Mr. Kennedy convenes a hearing today before his Health Education Labor and Pensions Committee to examine the commission's findings and to question what he says is the commission's silence on mandatory funding increases for special education. He will also question the commission's call for the use of vouchers for parents of disabled children.

"I'm concerned that the commission did not take a stand on the commitment made by the federal government thirty years ago to fully fund special education," Mr. Kennedy said of the report, which was sent to Capitol Hill staff last week. "As a result of the failure to live up to that commitment, parents, teachers, students and schools across the nation continue to be cheated out of the resources they were promised."

The commission, created in October of last year and chaired by former Iowa Gov.
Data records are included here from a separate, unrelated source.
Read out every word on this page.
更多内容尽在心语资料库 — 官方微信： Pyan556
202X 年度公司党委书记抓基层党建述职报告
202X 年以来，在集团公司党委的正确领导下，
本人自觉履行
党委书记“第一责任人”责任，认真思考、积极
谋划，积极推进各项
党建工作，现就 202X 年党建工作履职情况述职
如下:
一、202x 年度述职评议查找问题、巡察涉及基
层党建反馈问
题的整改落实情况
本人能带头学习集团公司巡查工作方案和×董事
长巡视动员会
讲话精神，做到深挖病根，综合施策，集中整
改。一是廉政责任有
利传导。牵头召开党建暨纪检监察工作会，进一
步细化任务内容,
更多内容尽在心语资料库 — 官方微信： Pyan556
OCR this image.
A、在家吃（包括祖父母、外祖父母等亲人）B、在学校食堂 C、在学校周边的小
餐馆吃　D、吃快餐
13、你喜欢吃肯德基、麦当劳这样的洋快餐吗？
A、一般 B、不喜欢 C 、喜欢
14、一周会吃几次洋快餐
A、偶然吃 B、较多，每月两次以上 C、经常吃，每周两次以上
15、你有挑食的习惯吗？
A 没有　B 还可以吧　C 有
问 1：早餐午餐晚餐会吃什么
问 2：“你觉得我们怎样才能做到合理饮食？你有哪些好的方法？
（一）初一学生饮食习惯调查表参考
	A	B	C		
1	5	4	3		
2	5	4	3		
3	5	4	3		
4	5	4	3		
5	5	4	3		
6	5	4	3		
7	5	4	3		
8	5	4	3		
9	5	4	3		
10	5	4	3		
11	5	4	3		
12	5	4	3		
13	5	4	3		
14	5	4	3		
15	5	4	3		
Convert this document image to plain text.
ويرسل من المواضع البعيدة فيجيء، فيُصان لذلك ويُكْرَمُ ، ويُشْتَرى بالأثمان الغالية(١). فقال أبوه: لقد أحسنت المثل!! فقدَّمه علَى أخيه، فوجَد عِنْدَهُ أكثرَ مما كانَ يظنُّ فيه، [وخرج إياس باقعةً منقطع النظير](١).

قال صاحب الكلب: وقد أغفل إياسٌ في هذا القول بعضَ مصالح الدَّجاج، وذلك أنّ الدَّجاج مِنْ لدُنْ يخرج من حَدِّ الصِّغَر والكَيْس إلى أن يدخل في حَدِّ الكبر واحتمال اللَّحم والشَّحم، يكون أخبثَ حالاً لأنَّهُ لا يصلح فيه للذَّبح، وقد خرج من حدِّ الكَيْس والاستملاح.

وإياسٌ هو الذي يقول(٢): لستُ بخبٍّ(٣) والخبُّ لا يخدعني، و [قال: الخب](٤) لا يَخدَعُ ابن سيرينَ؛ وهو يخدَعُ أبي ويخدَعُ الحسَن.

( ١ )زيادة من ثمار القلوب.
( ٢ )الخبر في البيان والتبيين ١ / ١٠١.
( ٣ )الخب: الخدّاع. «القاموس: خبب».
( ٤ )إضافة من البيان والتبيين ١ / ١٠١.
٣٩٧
Terry Branstad, examined the Individuals with Disabilities Education Act (IDEA), which is up for congressional reauthorization this year. It found as many critics in Congress have that the IDEA program forces too many students into special education classes who do not belong there and waits too long to identify the students who truly need special help.

In its report, the commission recommends enhancing IDEA accountability to focus more on results while at the same time reducing the IDEA paperwork burden. It also recommends implementing research-based early identification and intervention programs to reduce over-identification and misidentification of youth, including minorities; reforming how special education is financed; supporting special-education teachers and encouraging innovative approaches and parental involvement.

Mr. Kennedy and other Senate Democrats continue to push for immediate guaranteed funding increases for IDEA to fulfill the promise Congress made to states in 1975 to cover 40 percent of the cost of educating disabled students. Although there have been notable increases in special education in recent years, the government has fallen short of meeting that goal. Critics of IDEA, led by House Republicans, say funding must be linked to reform or else reform will not happen.

Mr. Kennedy's spokesman, Jim Manley, also said the report calls for the use of vouchers to allow parents to send disabled children to private or public schools of their choice.

"There is no guarantee that vouchers would be available to all disabled students, nor is there a guarantee that their civil rights would be protected," Mr. Kennedy said yesterday.

Dave Schnittger, spokesman for the House Education and Workforce Committee, said the report contains "a small section that encourages states and the federal government to ensure that parents of children with special needs have as many choices as possible" in educating their children.

The state of Florida has a voucher system for disabled students that has been popular with many parents.

"At a minimum we need to be sure federal law does not needlessly discourage states from following Florida's example," Mr. Schnittger said.